Untuk menekan risiko tersebut, KAI tidak hanya mengandalkan penutupan perlintasan. “Sebagai bagian dari strategi mitigasi risiko, KAI tidak hanya menutup perlintasan yang tidak sesuai ketentuan, namun juga aktif mengusulkan pembangunan perlintasan tidak sebidang seperti flyover dan underpass kepada pemerintah pusat dan daerah. Solusi ini diharapkan dapat mengurangi interaksi langsung antara kendaraan dan kereta api,” terang Anne.
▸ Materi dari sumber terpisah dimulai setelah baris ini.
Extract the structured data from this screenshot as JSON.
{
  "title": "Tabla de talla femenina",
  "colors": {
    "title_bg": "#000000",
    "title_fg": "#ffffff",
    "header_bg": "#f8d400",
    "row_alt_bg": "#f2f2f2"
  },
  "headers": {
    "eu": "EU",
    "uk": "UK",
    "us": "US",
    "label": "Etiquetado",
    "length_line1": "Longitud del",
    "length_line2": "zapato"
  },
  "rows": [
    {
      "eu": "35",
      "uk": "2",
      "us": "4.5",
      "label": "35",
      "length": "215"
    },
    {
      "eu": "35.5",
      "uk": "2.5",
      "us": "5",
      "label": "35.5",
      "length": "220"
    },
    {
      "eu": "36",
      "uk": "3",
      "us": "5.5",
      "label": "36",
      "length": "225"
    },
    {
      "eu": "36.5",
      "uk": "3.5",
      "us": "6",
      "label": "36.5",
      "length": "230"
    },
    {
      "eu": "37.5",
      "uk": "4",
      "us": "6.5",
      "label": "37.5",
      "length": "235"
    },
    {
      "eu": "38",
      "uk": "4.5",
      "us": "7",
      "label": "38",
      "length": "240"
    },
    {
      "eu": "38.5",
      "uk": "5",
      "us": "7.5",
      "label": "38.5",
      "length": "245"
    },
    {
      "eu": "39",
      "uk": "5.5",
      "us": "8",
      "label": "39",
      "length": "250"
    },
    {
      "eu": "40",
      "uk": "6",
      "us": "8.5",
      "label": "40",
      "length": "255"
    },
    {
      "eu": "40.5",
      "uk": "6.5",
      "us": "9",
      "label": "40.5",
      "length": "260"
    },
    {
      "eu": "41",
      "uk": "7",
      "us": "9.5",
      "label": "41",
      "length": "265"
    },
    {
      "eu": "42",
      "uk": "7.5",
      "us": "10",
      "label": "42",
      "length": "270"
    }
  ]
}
Upaya keselamatan juga diwujudkan lewat edukasi dan sosialisasi kepada masyarakat. KAI bersama berbagai pihak telah memasang lebih dari seribu spanduk peringatan, menertibkan ratusan bangunan liar, serta menyelenggarakan kampanye keselamatan lintas daerah sejak 2020 hingga 2024.
“Keberadaan rambu lalu lintas harus dihormati dan dipatuhi. Palang pintu dan penjaga hanyalah pelengkap, bukan jaminan utama. Disiplin dan kewaspadaan pengguna jalan menjadi kunci,” tegas Anne, mengingatkan pentingnya peran masyarakat dalam mendukung keselamatan.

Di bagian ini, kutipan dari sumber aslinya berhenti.